Floating point undesirable in highly critical code?
- by Kirt Undercoffer
Question 11 in the Software Quality section of "IEEE Computer Society Real-World Software Engineering Problems", Naveda, Seidman, lists fp computation as undesirable because "the accuracy of the computations cannot be guaranteed".
This is in the context of computing acceleration for an emergency braking system for a high speed train. This thinking seems to be invoking possible errors in small differences between measurements of a moving object but small differences at slow speeds aren't a problem (or shouldn't be), small differences between two measurements at high speed are irrelevant - can there be a problem with small roundoff errors during deceleration for an emergency braking system? This problem has been observed with airplane braking systems resulting in hydroplaning but could this actually happen in the context of a high speed train? The concern about fp errors seems to not be well-founded in this context. Any insight? The fp is used for acceleration so perhaps the concern is inching over a speed limit? But fp should be just fine if they use a double in whatever implementation language.

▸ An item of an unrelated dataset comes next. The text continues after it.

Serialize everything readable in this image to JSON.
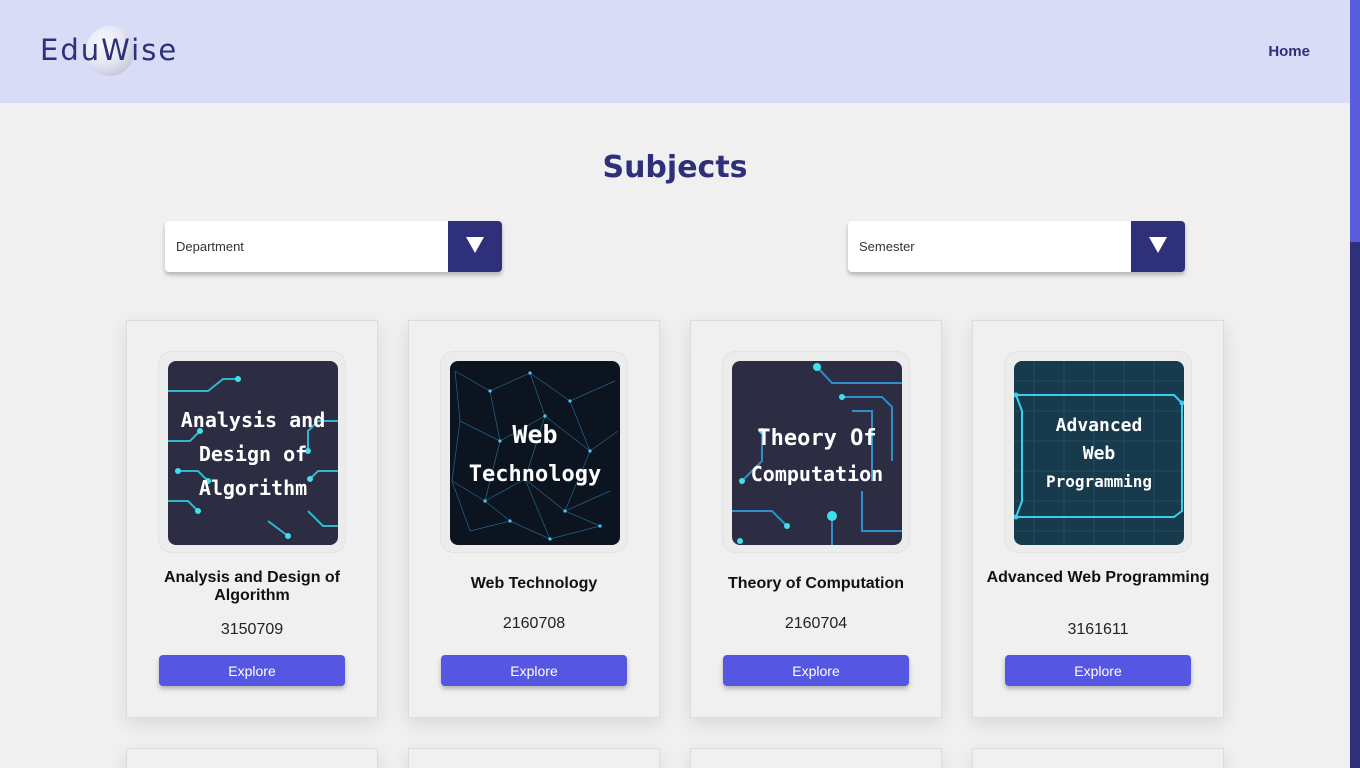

The actual problem in the text states: During the inspection of the code for the emergency braking system of a new high speed train (a highly critical, real-time application), the review team identifies several characteristics of the code. Which of these characteristics are generally viewed as undesirable?
The code contains three recursive functions (well that one is obvious).
The computation of acceleration uses floating point arithmetic.
All other computations use integer arithmetic.
The code contains one linked list that uses dynamic memory allocation (second obvious problem).
All inputs are checked to determine that they are within expected bounds before they are used.